Berço da loucura

Ontem na maior das tristezas olhei meu pai. Em seus olhos apagados, antes de um brilho intenso, encontrei um vazio. O cirurgião esperava, tal como ele, pelos exames. Ambos, cada um à sua maneira, de encontrar a vida. O médico pelo seu juramento, mais um que terei de salvar das garras do cancro.

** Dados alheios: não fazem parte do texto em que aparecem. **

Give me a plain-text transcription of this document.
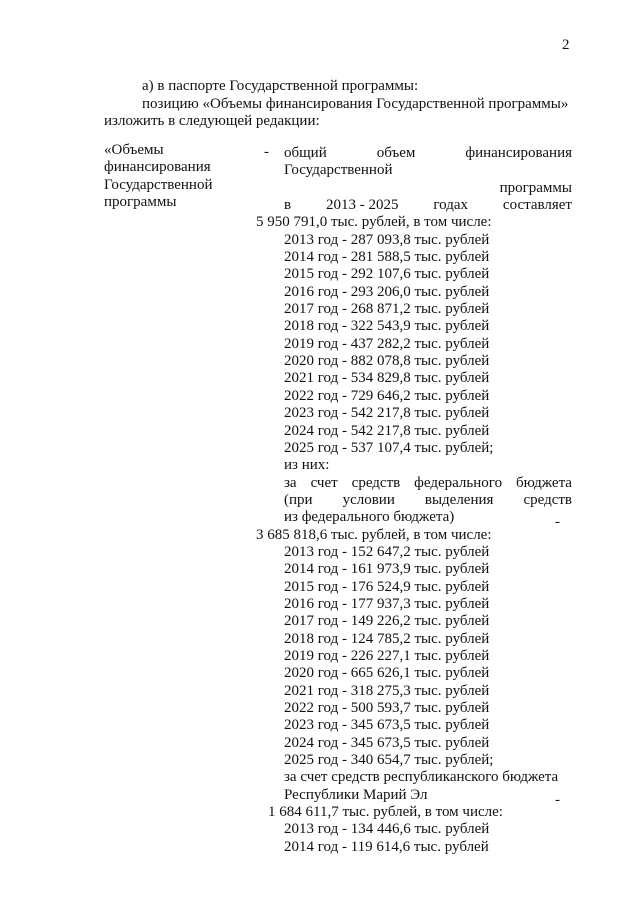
2
а) в паспорте Государственной программы:
позицию «Объемы финансирования Государственной программы»
изложить в следующей редакции:
«Объемы
финансирования
Государственной
программы
- общий	объем	финансирования
Государственной
программы
в 2013 - 2025 годах составляет
5 950 791,0 тыс. рублей, в том числе:
2013 год - 287 093,8 тыс. рублей
2014 год - 281 588,5 тыс. рублей
2015 год - 292 107,6 тыс. рублей
2016 год - 293 206,0 тыс. рублей
2017 год - 268 871,2 тыс. рублей
2018 год - 322 543,9 тыс. рублей
2019 год - 437 282,2 тыс. рублей
2020 год - 882 078,8 тыс. рублей
2021 год - 534 829,8 тыс. рублей
2022 год - 729 646,2 тыс. рублей
2023 год - 542 217,8 тыс. рублей
2024 год - 542 217,8 тыс. рублей
2025 год - 537 107,4 тыс. рублей;
из них:
за счет средств федерального бюджета
(при условии выделения средств
из федерального бюджета)	-
3 685 818,6 тыс. рублей, в том числе:
2013 год - 152 647,2 тыс. рублей
2014 год - 161 973,9 тыс. рублей
2015 год - 176 524,9 тыс. рублей
2016 год - 177 937,3 тыс. рублей
2017 год - 149 226,2 тыс. рублей
2018 год - 124 785,2 тыс. рублей
2019 год - 226 227,1 тыс. рублей
2020 год - 665 626,1 тыс. рублей
2021 год - 318 275,3 тыс. рублей
2022 год - 500 593,7 тыс. рублей
2023 год - 345 673,5 тыс. рублей
2024 год - 345 673,5 тыс. рублей
2025 год - 340 654,7 тыс. рублей;
за счет средств республиканского бюджета
Республики Марий Эл	-
1 684 611,7 тыс. рублей, в том числе:
2013 год - 134 446,6 тыс. рублей
2014 год - 119 614,6 тыс. рублей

Por seu lado, meu pai pouco se importava, tanto lhe fazia. Impassível corria as notícias e olhava em volta, sem aquela vida que eu tanto amava. Saudades do bon vivant, do boémio.

O cão selvagem, como sempre o apelidei, que amei fora de todas as fronteiras, deixa marcar o seu fado. Sem luta. Sem coragem. Pensou, possivelmente: “O fim aproxima-se”. E resignou-se. A morte levanta sua foice. E atormenta os dois. E eu peço encarecidamente: “Deixa-me tomar o seu lugar”.

Pouco me importa. Apenas não quero sofrer a sua perda. Aquele que idolatrei, vezes sem conta. Em momentos de pura fantasia. O meu pai sempre foi alguém de muito especial. Todos poderemos dizer o mesmo. Sou orgulhoso.

Jornalista uma vida inteira, repórter fotográfico, flashou milhares de cenas. Pelo seu diafragma passaram instantâneos guardados pela sua intemporalidade. Correu dois continentes, deixou um espólio de maravilhosos postais. Nunca o vi acordar, durante a minha infância e adolescência, mal disposto ou contra o mundo. Onde entrasse espalhava alegria. Tinha uma presença forte e charmosa. Granjeava amigos em qualquer lugar e era um verdadeiro D. Juan. Eterno namoradeiro, destroçando corações sem parar. Admirava-o pela sua jovialidade.

Demasiadamente importante no meu crescimento, como homem acima de tudo. Lembro-me uma vez - a primeira e única que me bateu. Tinha seis anos. Acabaram de nos dar um pastor-belga. Tinha dois meses e na minha inocência, coloquei o cão a cerca de 50 cm, do solo. Naturalmente descuidei-me e ele caiu. Nessa altura meu pai bateu-me e disse-me: “ respeita a vida e os inocentes”.

Cruzamos estradas. Caminhamos juntos. Vogamos juntos, procuramos a eternidade. E ela é-nos negada. Eu assistia ao desenlace. A esta intriga com epílogo desconhecido. Procurava dentro de mim soluções, se calhar no mais íntimo Deus. Mas lamento, apenas acreditei na verdade da ciência. Com algumas reservas. Muitas mesmo.

E nesta viagem entra a minha mãe. Eterna devotada ao meu pai e a mim. Nunca será liberada do seu amor, dessa eterna dor. Tristeza. Mas ama-o de uma maneira intensa, que até eu não consigo perceber. Uma história de amor feita de pura faísca. De contradições. Mas continuam juntos e a lutar pela vida e pelo seu amor. Obrigado, mas sinto muita mágoa pelos dois e pelas saudades que me irão deixar.